The GigaChip Interface is a short-reach, low-power serial interface, which enables highly efficient, high-bandwidth, low-latency performance.   It provides a fundamental performance breakthrough similar to the breakthrough achieved by DDR (Double Data Rate) DRAM.   The GigaChip Interface, using differential SerDes technology, is the next breakthrough in network processor to memory connections.  It allows a multiple-processor network processor to address multi-bank, multi-partitioned memory, so that each processor has access to memory without waiting.

Mr.
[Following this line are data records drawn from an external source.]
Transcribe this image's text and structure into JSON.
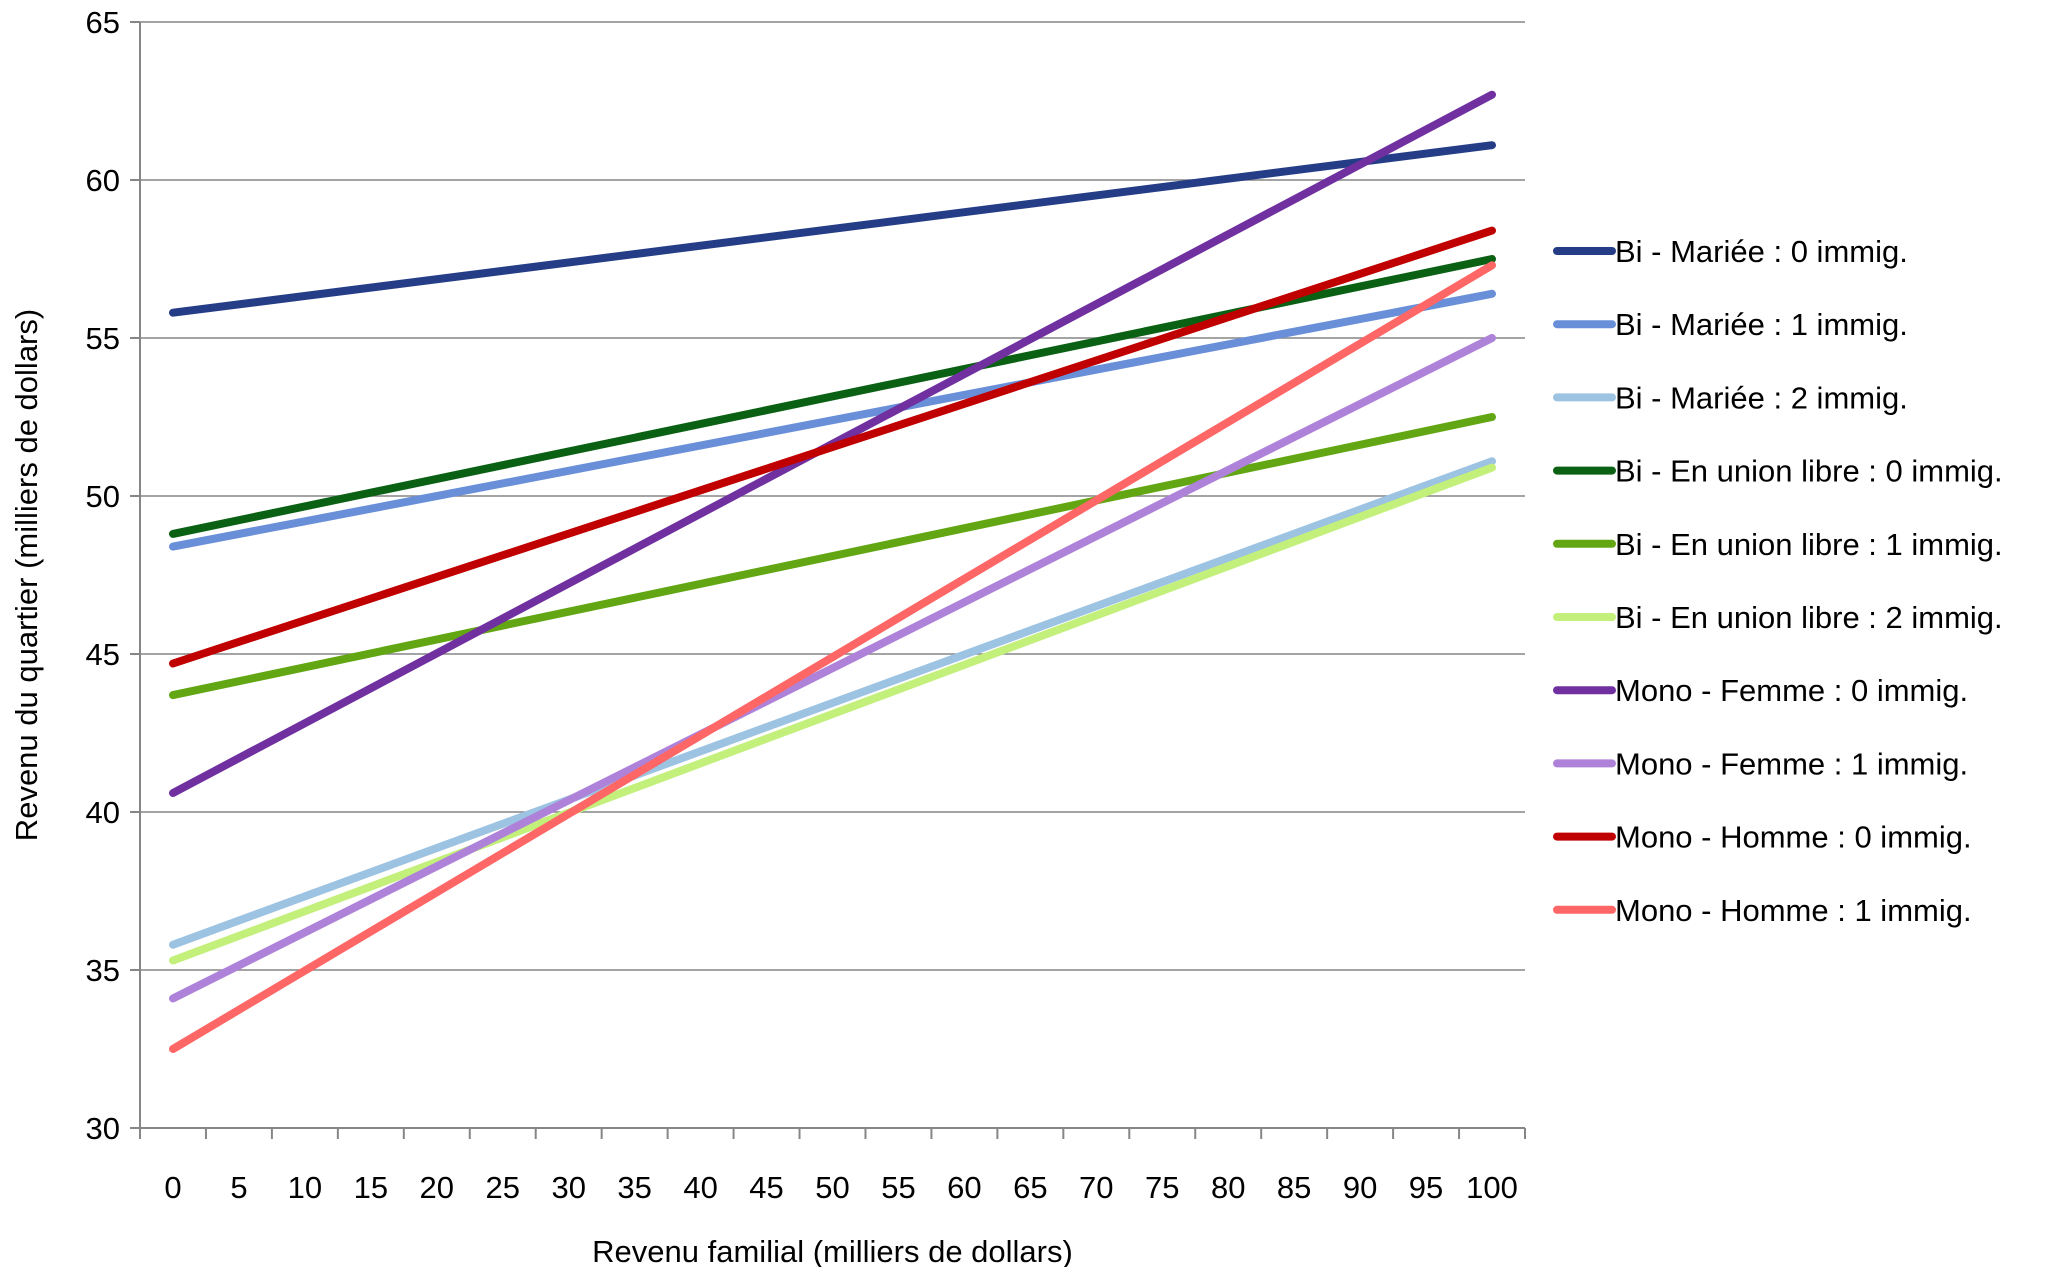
{
  "chart_data": {
    "type": "line",
    "title": "",
    "xlabel": "Revenu familial (milliers de dollars)",
    "ylabel": "Revenu du quartier (milliers de dollars)",
    "xlim": [
      0,
      100
    ],
    "ylim": [
      30,
      65
    ],
    "x_ticks": [
      0,
      5,
      10,
      15,
      20,
      25,
      30,
      35,
      40,
      45,
      50,
      55,
      60,
      65,
      70,
      75,
      80,
      85,
      90,
      95,
      100
    ],
    "y_ticks": [
      30,
      35,
      40,
      45,
      50,
      55,
      60,
      65
    ],
    "grid": "horizontal",
    "legend_position": "right",
    "series": [
      {
        "name": "Bi -  Mariée : 0 immig.",
        "color": "#253D87",
        "x": [
          0,
          100
        ],
        "values": [
          55.8,
          61.1
        ]
      },
      {
        "name": "Bi -  Mariée : 1 immig.",
        "color": "#6A8FD9",
        "x": [
          0,
          100
        ],
        "values": [
          48.4,
          56.4
        ]
      },
      {
        "name": "Bi -  Mariée : 2 immig.",
        "color": "#9DC3E2",
        "x": [
          0,
          100
        ],
        "values": [
          35.8,
          51.1
        ]
      },
      {
        "name": "Bi -  En union libre : 0 immig.",
        "color": "#0A6114",
        "x": [
          0,
          100
        ],
        "values": [
          48.8,
          57.5
        ]
      },
      {
        "name": "Bi -  En union libre : 1 immig.",
        "color": "#62A713",
        "x": [
          0,
          100
        ],
        "values": [
          43.7,
          52.5
        ]
      },
      {
        "name": "Bi -  En union libre : 2 immig.",
        "color": "#C2F07A",
        "x": [
          0,
          100
        ],
        "values": [
          35.3,
          50.9
        ]
      },
      {
        "name": "Mono -  Femme : 0 immig.",
        "color": "#7030A0",
        "x": [
          0,
          100
        ],
        "values": [
          40.6,
          62.7
        ]
      },
      {
        "name": "Mono -  Femme : 1 immig.",
        "color": "#AE82D9",
        "x": [
          0,
          100
        ],
        "values": [
          34.1,
          55.0
        ]
      },
      {
        "name": "Mono -  Homme : 0 immig.",
        "color": "#C00000",
        "x": [
          0,
          100
        ],
        "values": [
          44.7,
          58.4
        ]
      },
      {
        "name": "Mono -  Homme : 1 immig.",
        "color": "#FF6666",
        "x": [
          0,
          100
        ],
        "values": [
          32.5,
          57.3
        ]
      }
    ]
  }
}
Perham also discussed the advantages offered by 1T-SRAM®, a memory architecture originally invented by MoSys .  1T-SRAM has the approximately the same latency as the standard  6T SRAM cell generally used in today’s high speed applications, but because it has one transistor per cell as opposed to six per cell for standard SRAM’s the ultimate memory area is approximately one third that of the standard SRAM.     

The MoSys Bandwidth Engine® IC Roadmap anticipates a BE-3, utilizing the 1T-SRAM architecture, which will have a memory capacity of 1Gb and an access speed of 7.4Gbs. Memory access has been a continuing problem for network processors over the past several years as Web traffic has increased, requiring ever faster processing speed.  Various schemes have been used to speed up access times on parallel interfaces.  Now, parallel access appears to have run out of steam.  Serial access, using the GigaChip standard shows promise as a solution going forward.  The 1T SRAM may have found a home in this application, an applications that needs the 1T SRAM’s unique combination of access speed, high density and low power.